Hoeven Secures Help with Prevented Plant Crop Insurance For ND Growers

RMA Administrator Commits to Clarifying Special Measures for 2014 Crop Year by Fall, Will Visit ND Again in August

WASHINGTON – Senator John Hoeven this week met with U.S. Department of Agriculture Deputy Secretary nominee Krysta Harden and spoke with USDA Risk Management Agency (RMA) Acting Administrator Brandon Willis. The senator contacted both of them to secure help for North Dakota growers with crop insurance, particularly prevented plant insurance, because of a very wet growing season. Hoeven announced that Willis committed to help in three areas:

  • Willis said 2012 won’t automatically be considered an abnormally dry year for the purpose of the 1 in 4 rule, which would disqualify some producers from obtaining prevented plant coverage; however, growers will have to work with their insurers on a case-by-case basis to make the determination.
  • Willis also committed to clarify and simplify the 1 in 4 rule by this fall so that there will be no confusion regarding coverage and eligibility in the 2014 crop year. Because the current definition of “normal weather conditions” is a matter of subjective interpretation, growers are uncertain about how they could use those years to qualify for prevented plant insurance. Hoeven has pressed Willis and others to eliminate the confusion that was prevalent this year, and Willis now says he is working with his staff to develop more objective criteria to define “normal weather conditions.”
  • At the senator’s invitation, the administrator agreed to visit North Dakota in August to update producers and hear their concerns.

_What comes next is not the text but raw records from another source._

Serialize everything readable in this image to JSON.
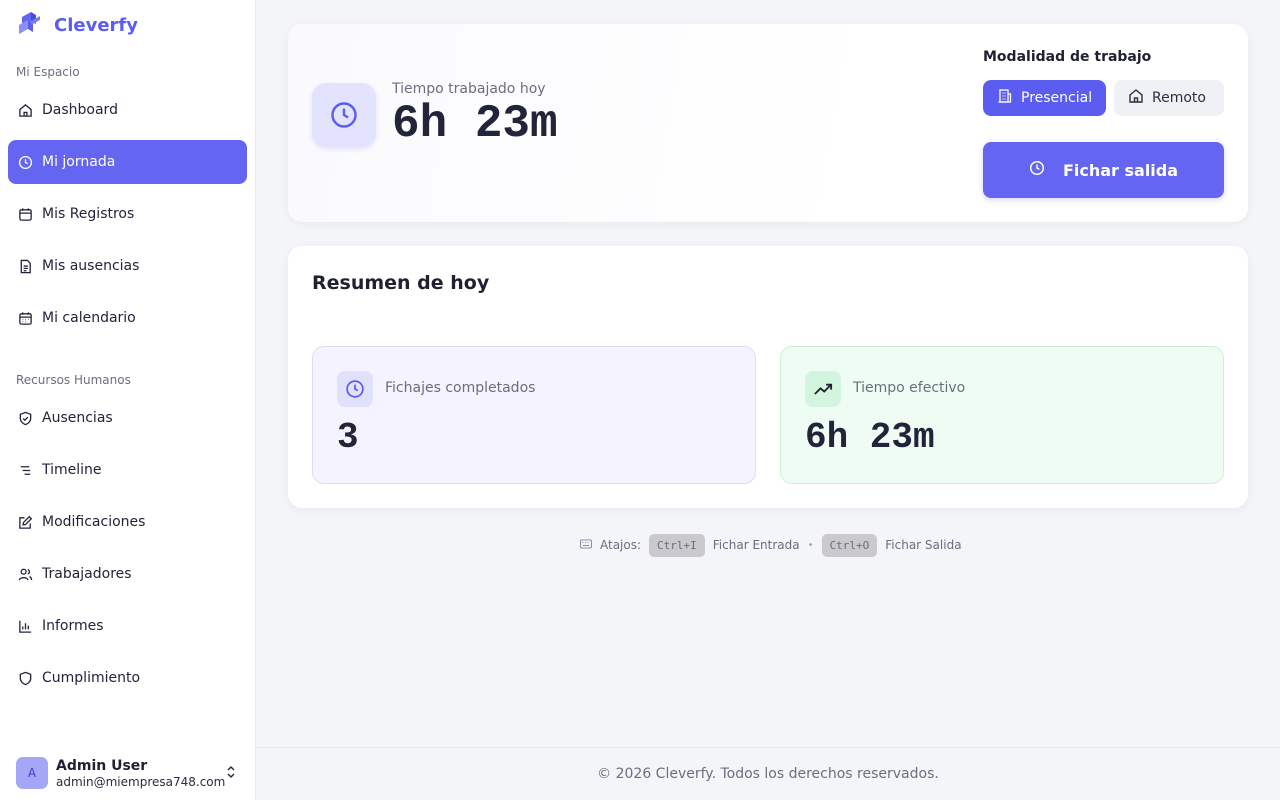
{
  "brand": {
    "name": "Cleverfy",
    "accent": "#5b5cf0"
  },
  "sidebar": {
    "section_personal": "Mi Espacio",
    "personal_items": [
      {
        "label": "Dashboard",
        "icon": "home-icon"
      },
      {
        "label": "Mi jornada",
        "icon": "clock-icon",
        "active": true
      },
      {
        "label": "Mis Registros",
        "icon": "calendar-icon"
      },
      {
        "label": "Mis ausencias",
        "icon": "document-icon"
      },
      {
        "label": "Mi calendario",
        "icon": "calendar-grid-icon"
      }
    ],
    "section_hr": "Recursos Humanos",
    "hr_items": [
      {
        "label": "Ausencias",
        "icon": "shield-check-icon"
      },
      {
        "label": "Timeline",
        "icon": "timeline-icon"
      },
      {
        "label": "Modificaciones",
        "icon": "edit-icon"
      },
      {
        "label": "Trabajadores",
        "icon": "users-icon"
      },
      {
        "label": "Informes",
        "icon": "bar-chart-icon"
      },
      {
        "label": "Cumplimiento",
        "icon": "shield-icon"
      }
    ],
    "user": {
      "initial": "A",
      "name": "Admin User",
      "email": "admin@miempresa748.com"
    }
  },
  "timer": {
    "label": "Tiempo trabajado hoy",
    "value": "6h 23m"
  },
  "work_mode": {
    "title": "Modalidad de trabajo",
    "options": [
      {
        "label": "Presencial",
        "icon": "building-icon",
        "selected": true
      },
      {
        "label": "Remoto",
        "icon": "home-icon",
        "selected": false
      }
    ]
  },
  "clock_out": {
    "label": "Fichar salida"
  },
  "summary": {
    "title": "Resumen de hoy",
    "stats": [
      {
        "label": "Fichajes completados",
        "value": "3",
        "icon": "clock-icon",
        "color": "#5b5cf0"
      },
      {
        "label": "Tiempo efectivo",
        "value": "6h 23m",
        "icon": "trending-up-icon",
        "color": "#1f8a4c"
      }
    ]
  },
  "shortcuts": {
    "label": "Atajos:",
    "items": [
      {
        "key": "Ctrl+I",
        "action": "Fichar Entrada"
      },
      {
        "key": "Ctrl+O",
        "action": "Fichar Salida"
      }
    ]
  },
  "footer": {
    "text": "© 2026 Cleverfy. Todos los derechos reservados."
  }
}
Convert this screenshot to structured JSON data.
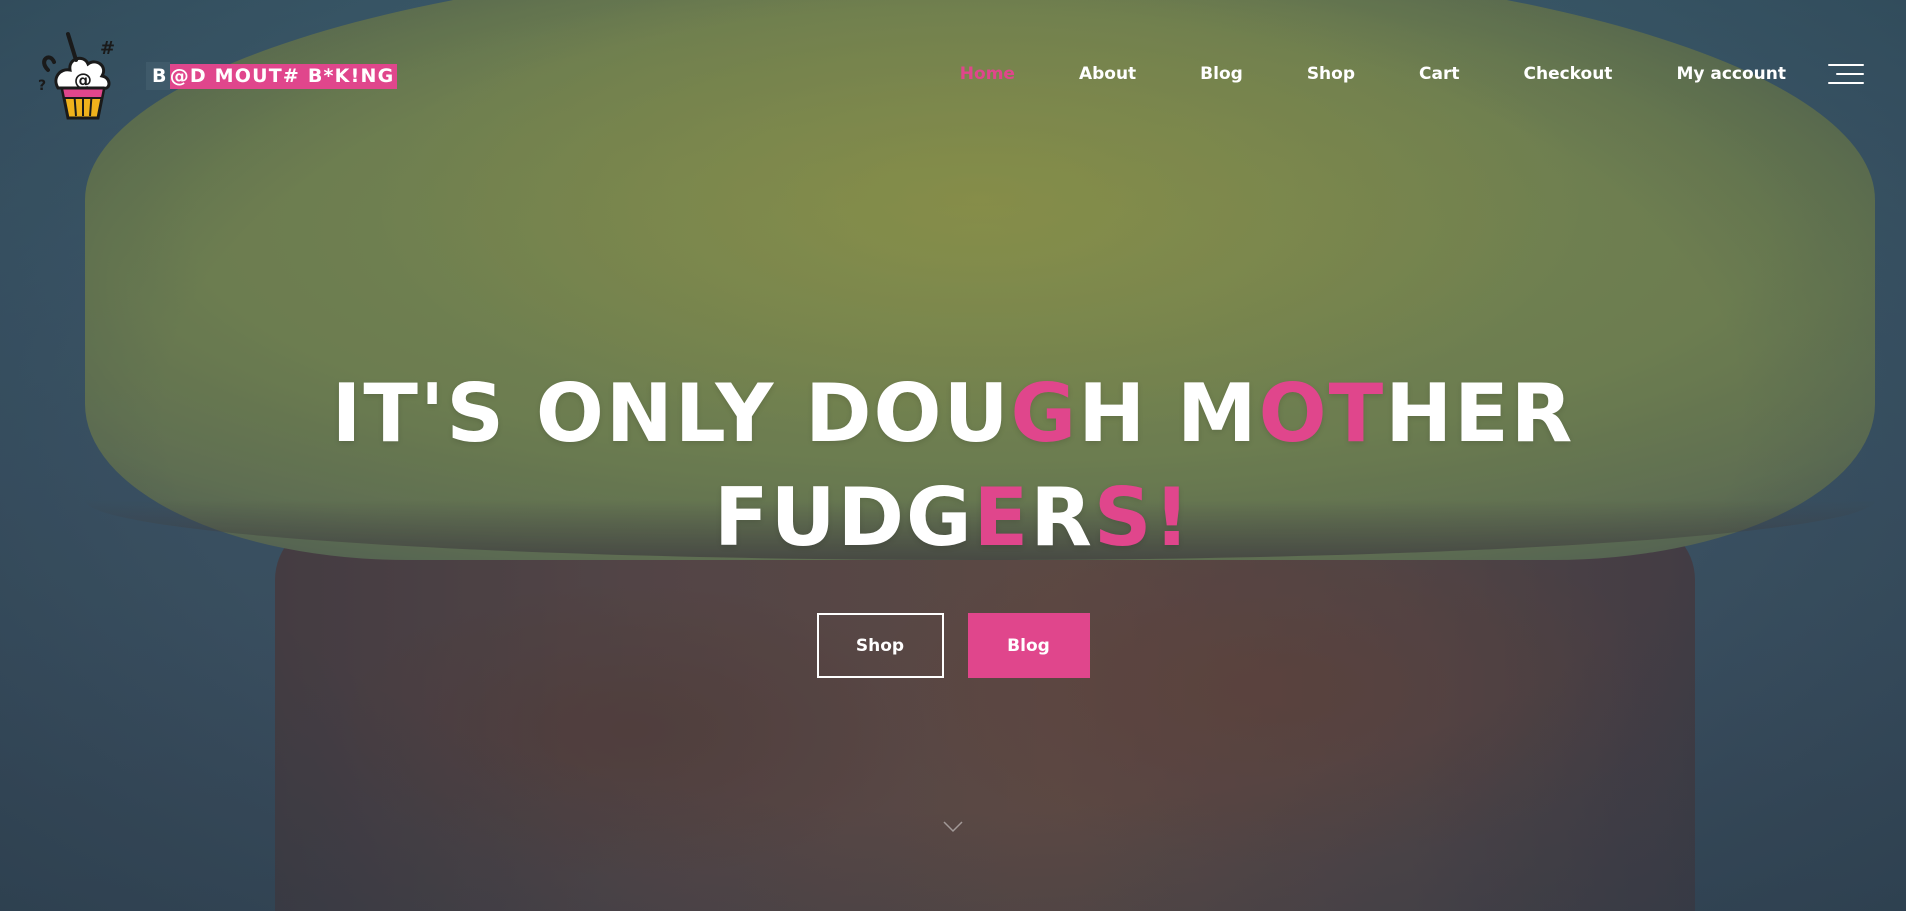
{
  "site": {
    "brand_part1": "B",
    "brand_part2": "@D MOUT# B*K!NG",
    "colors": {
      "accent": "#e0468c",
      "nav_text": "#ffffff",
      "overlay": "#3f5a6a"
    }
  },
  "nav": {
    "items": [
      {
        "label": "Home",
        "active": true
      },
      {
        "label": "About",
        "active": false
      },
      {
        "label": "Blog",
        "active": false
      },
      {
        "label": "Shop",
        "active": false
      },
      {
        "label": "Cart",
        "active": false
      },
      {
        "label": "Checkout",
        "active": false
      },
      {
        "label": "My account",
        "active": false
      }
    ],
    "menu_icon": "hamburger-menu-icon"
  },
  "hero": {
    "headline": {
      "line1": [
        {
          "text": "IT'S ONLY DOU",
          "accent": false
        },
        {
          "text": "G",
          "accent": true
        },
        {
          "text": "H M",
          "accent": false
        },
        {
          "text": "OT",
          "accent": true
        },
        {
          "text": "HER",
          "accent": false
        }
      ],
      "line2": [
        {
          "text": "FUDG",
          "accent": false
        },
        {
          "text": "E",
          "accent": true
        },
        {
          "text": "R",
          "accent": false
        },
        {
          "text": "S!",
          "accent": true
        }
      ]
    },
    "buttons": {
      "shop_label": "Shop",
      "blog_label": "Blog"
    },
    "scroll_icon": "chevron-down-icon"
  }
}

“By getting RMA to acknowledge that 2012 cannot be disqualified for the one in four rule due to weather conditions statewide, we’ve brought common sense to the determination of who is eligible for prevented plant this year,” Hoeven said. “It’s important now that we get some clarity on the rule going forward.”

Excessively high moisture combined with cold weather and late snowfalls in parts of North Dakota this spring prevented or delayed planting, which means a number of producers are seeking coverage under prevented plant crop insurance. RMA’s rule for prevented planting insurance, however, requires that covered acreage must have a crop planted and harvested in 1 of the previous 4 years. Growers were concerned that the RMA will not apply the 1 in 4 rule to acreage that was planted in 2012 because the agency claims that year was abnormally dry statewide. That concern is now lifted for some growers.

In May, Hoeven hosted Willis in Fargo and Bismarck at roundtable meetings held with a broad range of North Dakota agriculture group leaders to provide an update and press for a clarification of the prevented plant rules, the Farm Bill and other agricultural issues important to North Dakota growers.

Hoeven also successfully included an amendment in the Senate Agriculture Appropriations bill requiring the agency to simplify the provisions to make them more predictable to producers and reflective of local conditions. The measure will further help to clarify program rules.

“We need to ensure a producer’s prevented planting claim cannot be dismissed because the RMA decides arbitrarily that the farmer’s acreage is unplantable during ‘normal weather conditions,’” Hoeven said.

Hoeven, a member of both the Senate Agriculture and Appropriations Committees, worked to include strong enhanced crop insurance provisions in the Farm Bill that passed the Senate in May, as well as in the Agriculture Appropriations bill passed by the Senate Appropriations Committee in June. Farmers and ranchers across North Dakota and the country told the senator they need effective risk management tools.